Can sabahın ilk ışıklarıyla sırt çantasını alıp yola koyulmuş. Ormanın derinliklerine doğru yürürken, kuşların cıvıltısı ve yaprakların fısıltıları arasında heyecanla ilerlemiş. Ancak Can’ın bilmediği bir şey varmış. Bu seferki macerası, dün ki kadar kolay olmayacakmış. Gizemli orman, Can’a yeni bir şeyler öğretecekmiş.
Can, ormanda ilerlerken bir çalının arkasından titrek bir ses duymuş. Hemen sesin geldiği yere doğru koşarak çalıları aralamış ve dikenlerin arasında sıkışmış küçük bir tavşan görmüş. Tavşan, çaresizce çırpınıyor ama kurtulmayı başaramıyormuş.
Can, “Merak etme, seni kurtaracağım!” demiş ve hemen işe koyulmuş.

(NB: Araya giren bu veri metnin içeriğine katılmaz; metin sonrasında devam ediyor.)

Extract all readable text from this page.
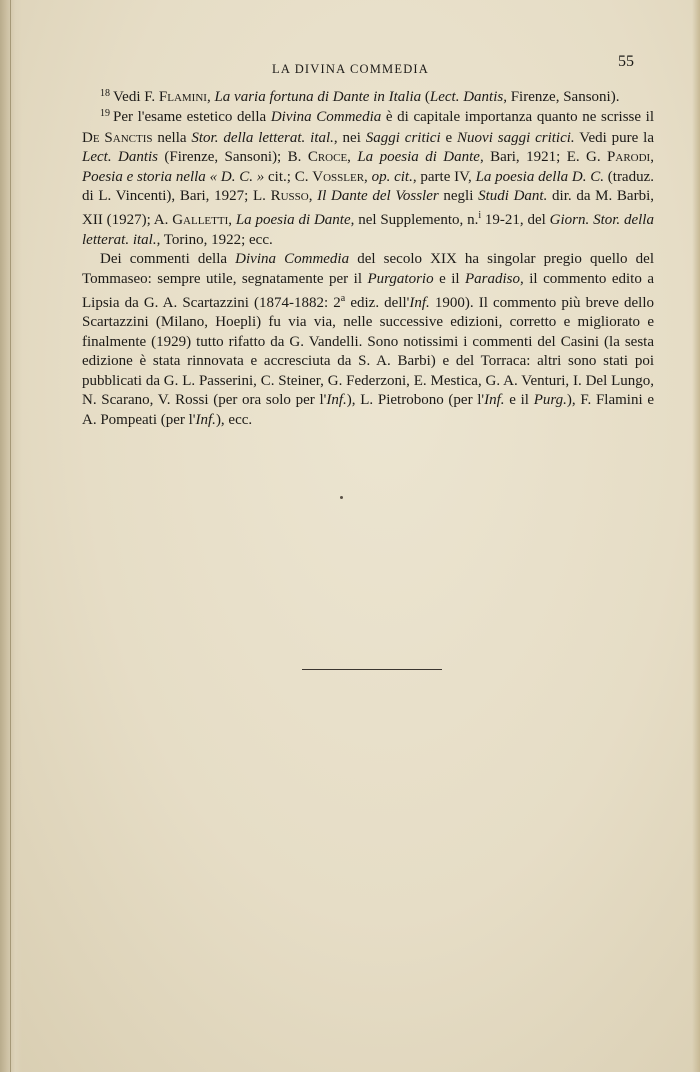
LA DIVINA COMMEDIA	55

$^{18}$ Vedi F. Flamini, La varia fortuna di Dante in Italia (Lect. Dantis, Firenze, Sansoni).

$^{19}$ Per l'esame estetico della Divina Commedia è di capitale importanza quanto ne scrisse il De Sanctis nella Stor. della letterat. ital., nei Saggi critici e Nuovi saggi critici. Vedi pure la Lect. Dantis (Firenze, Sansoni); B. Croce, La poesia di Dante, Bari, 1921; E. G. Parodi, Poesia e storia nella « D. C. » cit.; C. Vossler, op. cit., parte IV, La poesia della D. C. (traduz. di L. Vincenti), Bari, 1927; L. Russo, Il Dante del Vossler negli Studi Dant. dir. da M. Barbi, XII (1927); A. Galletti, La poesia di Dante, nel Supplemento, n.$^i$ 19-21, del Giorn. Stor. della letterat. ital., Torino, 1922; ecc.

Dei commenti della Divina Commedia del secolo XIX ha singolar pregio quello del Tommaseo: sempre utile, segnatamente per il Purgatorio e il Paradiso, il commento edito a Lipsia da G. A. Scartazzini (1874-1882: 2$^a$ ediz. dell'Inf. 1900). Il commento più breve dello Scartazzini (Milano, Hoepli) fu via via, nelle successive edizioni, corretto e migliorato e finalmente (1929) tutto rifatto da G. Vandelli. Sono notissimi i commenti del Casini (la sesta edizione è stata rinnovata e accresciuta da S. A. Barbi) e del Torraca: altri sono stati poi pubblicati da G. L. Passerini, C. Steiner, G. Federzoni, E. Mestica, G. A. Venturi, I. Del Lungo, N. Scarano, V. Rossi (per ora solo per l'Inf.), L. Pietrobono (per l'Inf. e il Purg.), F. Flamini e A. Pompeati (per l'Inf.), ecc.
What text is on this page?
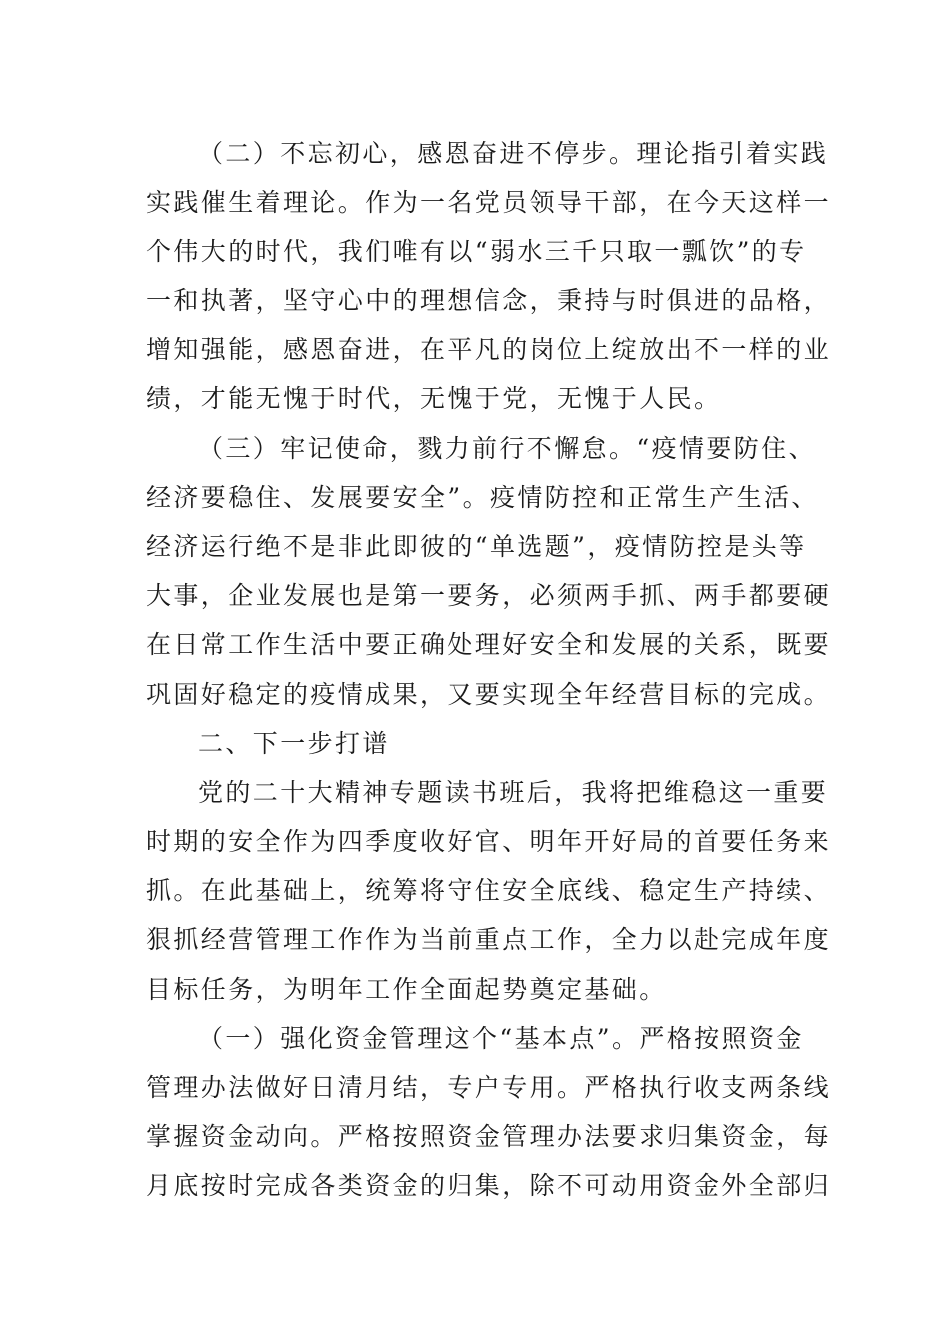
（二）不忘初心，感恩奋进不停步。理论指引着实践

实践催生着理论。作为一名党员领导干部，在今天这样一

个伟大的时代，我们唯有以“弱水三千只取一瓢饮”的专

一和执著，坚守心中的理想信念，秉持与时俱进的品格，

增知强能，感恩奋进，在平凡的岗位上绽放出不一样的业

绩，才能无愧于时代，无愧于党，无愧于人民。

（三）牢记使命，戮力前行不懈怠。“疫情要防住、

经济要稳住、发展要安全”。疫情防控和正常生产生活、

经济运行绝不是非此即彼的“单选题”，疫情防控是头等

大事，企业发展也是第一要务，必须两手抓、两手都要硬

在日常工作生活中要正确处理好安全和发展的关系，既要

巩固好稳定的疫情成果，又要实现全年经营目标的完成。

二、下一步打谱

党的二十大精神专题读书班后，我将把维稳这一重要

时期的安全作为四季度收好官、明年开好局的首要任务来

抓。在此基础上，统筹将守住安全底线、稳定生产持续、

狠抓经营管理工作作为当前重点工作，全力以赴完成年度

目标任务，为明年工作全面起势奠定基础。

（一）强化资金管理这个“基本点”。严格按照资金

管理办法做好日清月结，专户专用。严格执行收支两条线

掌握资金动向。严格按照资金管理办法要求归集资金，每

月底按时完成各类资金的归集，除不可动用资金外全部归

Dikenler öyle sert ve sıkmış ki, Can elini uzatır uzatmaz minik çizikler oluşmaya başlamış. Ancak tavşanın korkuyla titreyen bakışları, Can’a bir an bile duraksatmıyormuş. “Dayan, seni buradan çıkaracağım,” diye fısıldamış.
Ellerini dikkatlice hareket ettirerek dikenlerin arasındaki boşlukları bulmaya çalışmış. Dikenler, sanki ince bir ip yumağı gibi her yeri sarmış; en küçük bir hareketle Can’ın elinde daha fazla çizik bırakıyormuş.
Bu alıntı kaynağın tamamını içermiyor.